I don’t know where Copernicus stood with the Lord, but obviously the church in his day missed something huge! This was a difficult time for the church, earlier having burned another academician at the stake, John Huss. This man simply suggested that the church might provide a translation of God’s Word to a few people in Moravia, a small province in the Czech Republic. Finding the church challenged by this thought, he established at no cost to the church a small gathering place called Bethlehem Chapel where businessmen and others in that province might gather to study God’s word. You can read the rest for yourself.

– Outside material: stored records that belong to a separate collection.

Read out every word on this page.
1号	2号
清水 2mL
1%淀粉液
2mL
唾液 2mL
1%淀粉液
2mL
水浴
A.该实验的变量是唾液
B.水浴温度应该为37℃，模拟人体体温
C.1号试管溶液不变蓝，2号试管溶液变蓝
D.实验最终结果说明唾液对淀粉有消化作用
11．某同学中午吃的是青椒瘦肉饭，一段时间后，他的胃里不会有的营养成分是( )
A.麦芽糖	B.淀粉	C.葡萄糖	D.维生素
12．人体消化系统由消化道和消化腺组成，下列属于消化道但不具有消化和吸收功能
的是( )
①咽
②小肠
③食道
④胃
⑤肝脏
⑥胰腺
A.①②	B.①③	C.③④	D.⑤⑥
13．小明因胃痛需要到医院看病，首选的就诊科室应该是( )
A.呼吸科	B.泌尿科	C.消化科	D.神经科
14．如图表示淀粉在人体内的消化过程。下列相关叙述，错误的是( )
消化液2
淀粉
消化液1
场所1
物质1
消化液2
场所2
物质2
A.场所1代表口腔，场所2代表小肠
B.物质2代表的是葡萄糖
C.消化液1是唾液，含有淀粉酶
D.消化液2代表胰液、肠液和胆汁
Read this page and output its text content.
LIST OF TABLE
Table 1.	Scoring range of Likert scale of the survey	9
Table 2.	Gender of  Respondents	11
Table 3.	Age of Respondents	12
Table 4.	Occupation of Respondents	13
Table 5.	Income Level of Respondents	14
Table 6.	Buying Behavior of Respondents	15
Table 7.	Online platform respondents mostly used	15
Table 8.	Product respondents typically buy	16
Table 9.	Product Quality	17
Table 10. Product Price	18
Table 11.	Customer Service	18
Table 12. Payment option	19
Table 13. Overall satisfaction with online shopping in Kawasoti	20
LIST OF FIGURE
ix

As a believer, a Creationist, as well as having some meager education in the field of science, I am challenged at times with our assertion as Christians that we hold some position of privilege around wisdom, especially when we miss moments like this? All my protestant friends will now respond with the fact that these dark moments in the church were due to Catholicism. Catholicism was simply the maturation of those who had drifted from the Spirit filled life known in the days of Peter! Time takes every institution that way.
Yet, my response this morning has little to do with Catholicism vs. current day Protestantism, as I see the same vestiges of institutional dysfunction manifest in today’s dilemma, among even the relatively young churches within our own nation.
Admitting wrong is difficult personally for me, and obviously even more so for us as a group of people, once ideas have been institutionalized. This posthumous honoring of Copernicus, now 500 years overdue, is an example of the difficulty of repentance even by the church. Perhaps it was the way Copernicus went about his discovery, personally angry, arrogant or maybe even how he used this truth against God’s Word? I don’t know, I was not there, but I am trying to be open to any sense of hardness within myself that might be requiring such deep introspection and challenge of my own beliefs as a churchman at this time in my life.
Maybe, I am angry at myself, not having used my best days to lead appropriately? I know I missed some huge moments and made some damaging choices. But…we still have breath, we can change and should, especially when what we have been doing has not been accomplishing the mission of our Lord…making disciples who are making a difference in a nation, as we face some of the greatest challenges in all our history!
Neither man, nor the institutional church is the center of the Universe, but the Son instead! One day we will get this, maybe only after a Revolution in the Heavenly Spheres? Maranatha!